The Street Champion chase at Street Machine Summernats is always a fun spectacle, seeing a varied contingent of super-neat, road-driven cars assemble outside the Elite Hall before slipping and sliding around the main oval’s obstacle course.
Contenders at ’Nats 36 included hotties like Mick Matthews’s YEABRA XF and Carolyn Hayes’s LH Torry, plus rad oddities like a De Tomaso Pantera from Paul Cibotto.
This year’s top dog is Joel Smith with his effortlessly cool, Holden-powered HQ Kingswood!
“It’s all come together in the past six months, but it’s been in the build for 10 years,” Joel explained. “I bought it in three billion pieces, stripped it, repaired it all, moved house, built a house, had kids – all that stuff. I’d try to go out there for an hour or two during the week, then on the weekends.” He pulled it all apart again in July for wiring and a lick of paint, and it was only finished on the Wednesday before Summernats.
“Dave and Michelle Stephenson have been a massive help; Dave wired it for me,” Joel said. “I couldn’t have done it without them.”
Up front is an iron lion stroked to 355 cubes, wearing VN heads and mated to a Turbo 400 and shortened nine-inch diff. The rear features mini-tubs and a minor bit of chassis rail massaging to handle the timeless, big-dish 15×9-inch Simmons B45s and 275/60 rubber.
A hearty dose of Houndstooth rounds out the classy engine bay and boot fit-outs. It’s all unpretentious stuff, but finished to a hard-to-fault level.
Coming away with three other gongs – Top Standard Paint, 2nd Top Sedan and 2nd Top Engine Bay – was a bit of a shock to Joel, who reckoned he didn’t set out to build anything “out of the ordinary”.
“I didn’t really expect it; I’d sort of thought about doing [Street Champion], but I didn’t think the car would stack up against the competition,” he said.
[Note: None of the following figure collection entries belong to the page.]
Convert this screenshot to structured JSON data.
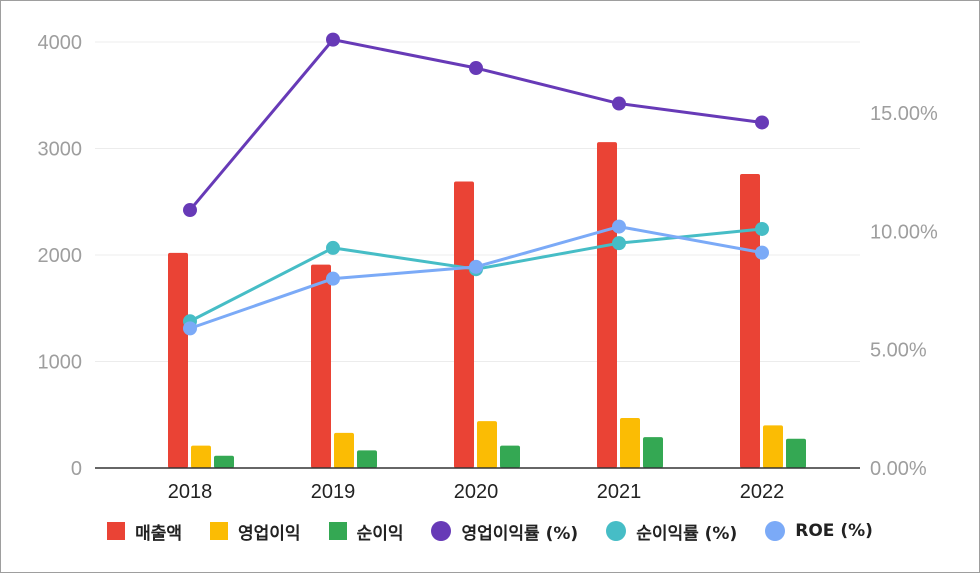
{
  "chart_data": {
    "type": "bar",
    "categories": [
      "2018",
      "2019",
      "2020",
      "2021",
      "2022"
    ],
    "y_left": {
      "ylim": [
        0,
        4000
      ],
      "ticks": [
        "0",
        "1000",
        "2000",
        "3000",
        "4000"
      ]
    },
    "y_right": {
      "ylim": [
        0,
        18
      ],
      "ticks": [
        "0.00%",
        "5.00%",
        "10.00%",
        "15.00%"
      ]
    },
    "bar_series": [
      {
        "name": "매출액",
        "color": "#ea4335",
        "values": [
          2020,
          1910,
          2690,
          3060,
          2760
        ]
      },
      {
        "name": "영업이익",
        "color": "#fbbc04",
        "values": [
          210,
          330,
          440,
          470,
          400
        ]
      },
      {
        "name": "순이익",
        "color": "#34a853",
        "values": [
          115,
          165,
          210,
          290,
          275
        ]
      }
    ],
    "line_series": [
      {
        "name": "영업이익률 (%)",
        "color": "#673ab7",
        "values": [
          10.9,
          18.1,
          16.9,
          15.4,
          14.6
        ]
      },
      {
        "name": "순이익률 (%)",
        "color": "#46bdc6",
        "values": [
          6.2,
          9.3,
          8.4,
          9.5,
          10.1
        ]
      },
      {
        "name": "ROE (%)",
        "color": "#7baaf7",
        "values": [
          5.9,
          8.0,
          8.5,
          10.2,
          9.1
        ]
      }
    ],
    "grid": true,
    "legend_position": "bottom"
  }
}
Joel soon proved himself wrong, thanks in no small part to an awesome, crowd-pleasing effort in Saturday’s grass driving events.
There wasn’t really a moment when the Quey had traction at the rear meats, with Joel feeding it plenty of opposite lock as he navigated the bollards. “It was really fun; I wish there was more of it,” he laughed.